I'm sitting in class listening to the Prof go on about the sole Shakespeare play I'm not going to pay attention to, Antony and Cleopatra.
So I log onto my ComiXology app on the iPad and look for something to grasp my attention. After reading the most recent Green Lantern (which was pretty good) I looked up an old name.
This is one of the best sci-fi writers of the day. He started his own comic book and it gets published by Boom! studios with his frequent partner in crime Andy Lanning.
The book is called the Hypernaturals
Dan Abnett is famous for some of his comic work, but also for his work writing the various series of novels for Games Workshop. His Gaunt's Ghost series of books are brilliant and worth every fucking dollar. It's hard to find hard boiled sci-fi military pros done so well. The setting, characters, plot and fantasy aspects get equal amounts of time and work. Dan Abnett proves each time that he's become a master in his craft and he's only getting better.
Most recently he teamed up with Andy Lanning and they were given full rein of the 'space' books for Marvel comics. Silver Surfer, Guardians of the Galaxy, Nova, the list goes on. They ran various major story arcs that garnered lots of positive attention to a part of the Marvel library that has never had the chance to really shine since the return to more grounded stories and a focus on avoiding 'space' which really has been abused in the last two decades and has never been as strong as DC's space ventures.
The two of them proved right there and then over the course of almost four years that Marvel has a strong space setting and it was under used in recent years. Annihilation, War of Kings and the Thanos Imperative were huge events and readers began to flock back to the Marvel books not located on Earth. It was the same return to the fantastic that followed the return of the Green Lantern Corps and Hal Jorden.
They and Marvel are on good terms, and the two of them still write for them under contract but they longed to write the book they wanted to write. That book is the Hypernaturals.
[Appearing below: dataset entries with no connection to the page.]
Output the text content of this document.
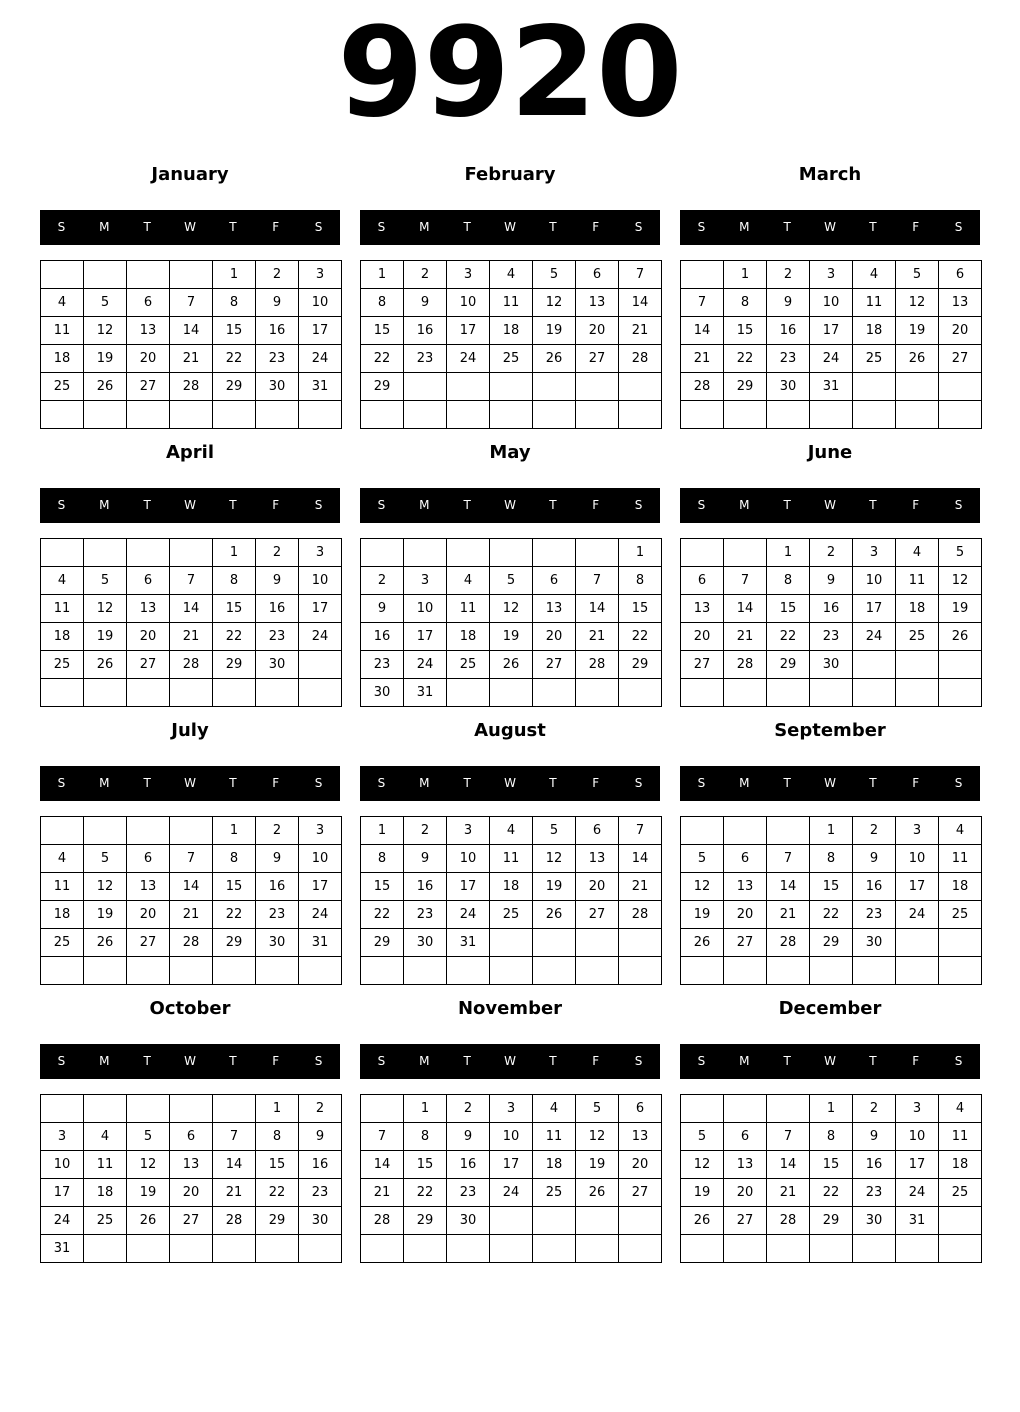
9920
January
S	M	T	W	T	F	S
				1	2	3
4	5	6	7	8	9	10
11	12	13	14	15	16	17
18	19	20	21	22	23	24
25	26	27	28	29	30	31

February
S	M	T	W	T	F	S
1	2	3	4	5	6	7
8	9	10	11	12	13	14
15	16	17	18	19	20	21
22	23	24	25	26	27	28
29						

March
S	M	T	W	T	F	S
	1	2	3	4	5	6
7	8	9	10	11	12	13
14	15	16	17	18	19	20
21	22	23	24	25	26	27
28	29	30	31			

April
S	M	T	W	T	F	S
				1	2	3
4	5	6	7	8	9	10
11	12	13	14	15	16	17
18	19	20	21	22	23	24
25	26	27	28	29	30	

May
S	M	T	W	T	F	S
						1
2	3	4	5	6	7	8
9	10	11	12	13	14	15
16	17	18	19	20	21	22
23	24	25	26	27	28	29
30	31					
June
S	M	T	W	T	F	S
		1	2	3	4	5
6	7	8	9	10	11	12
13	14	15	16	17	18	19
20	21	22	23	24	25	26
27	28	29	30			

July
S	M	T	W	T	F	S
				1	2	3
4	5	6	7	8	9	10
11	12	13	14	15	16	17
18	19	20	21	22	23	24
25	26	27	28	29	30	31

August
S	M	T	W	T	F	S
1	2	3	4	5	6	7
8	9	10	11	12	13	14
15	16	17	18	19	20	21
22	23	24	25	26	27	28
29	30	31				

September
S	M	T	W	T	F	S
			1	2	3	4
5	6	7	8	9	10	11
12	13	14	15	16	17	18
19	20	21	22	23	24	25
26	27	28	29	30		

October
S	M	T	W	T	F	S
					1	2
3	4	5	6	7	8	9
10	11	12	13	14	15	16
17	18	19	20	21	22	23
24	25	26	27	28	29	30
31						
November
S	M	T	W	T	F	S
	1	2	3	4	5	6
7	8	9	10	11	12	13
14	15	16	17	18	19	20
21	22	23	24	25	26	27
28	29	30				

December
S	M	T	W	T	F	S
			1	2	3	4
5	6	7	8	9	10	11
12	13	14	15	16	17	18
19	20	21	22	23	24	25
26	27	28	29	30	31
The Hypernaturals is post 'singularity', the point in time where the theoretical emergence of greater-than-human superintelligence through technological means. The Q, the AI that now acts as the glue in the setting of Hypernaturals is also the center point for the major advances of the world; such as instant teleportation for mass transit through space, communications and information services. The Hypernaturals are a 'government' superteam that acts as a Tier One response team with abilities, aka 'super powers', outside of a certain level of human ability. The first three issues have the first page dedicated as an advert for the Hypernaturals and deems that if you have a Hyper ability beyond 'level 3', you could qualify for admission into the team.
Whew... that's a lot of setting. Dan Abnett and Andy Lanning do a better job then me and that's why the comic is great.
The main crux of the story is the current team is MIA (Missing in Action), former/retired members and rookie probationary members are called into action in order to investigate and combat the threat that killed a few billon people and lost the primary Hypernatural team.
The characters are archetypical; Smart Guy, Energy Manipulator, Bruiser, Speedster, and Tech user. DnA (Dan Abnett and Andy Lanning) hit all the right notes. Archetypical does not always equate 'bad' or lacking originality. It's simply stating a common point of reference when regarding the characters placement in the story and with each other.Each of the Characters have the archetypical feel but are otherwise unique and fresh in how they are used. Theis allows the writers to focus on the story, which picks up at a fast pace, to be on the development of the relationships, setting and the conflict of the comic book.
The art is well done, nothing fancy but credit has to be given to visualize the futuristic setting without relying on more common images. Each panel has original visual ideas on the future and it's refreshing.
Refreshing seems to be the theme of the day with this post and I'm trying not to overuse the term but DnA is simply that refreshing. Yet that's not the whole point, the story is well developed and smartly composed. The colors and line is done with a competent style that is unique. The book itself is great but in a ocean of competence the creativity is refreshing and very much rewarding. DnA are worth your time.
The book gets a score of 5. I am chomping at the bit for the next issue and I just want more. I say get this book and get lost in the common themes being used in a new ways.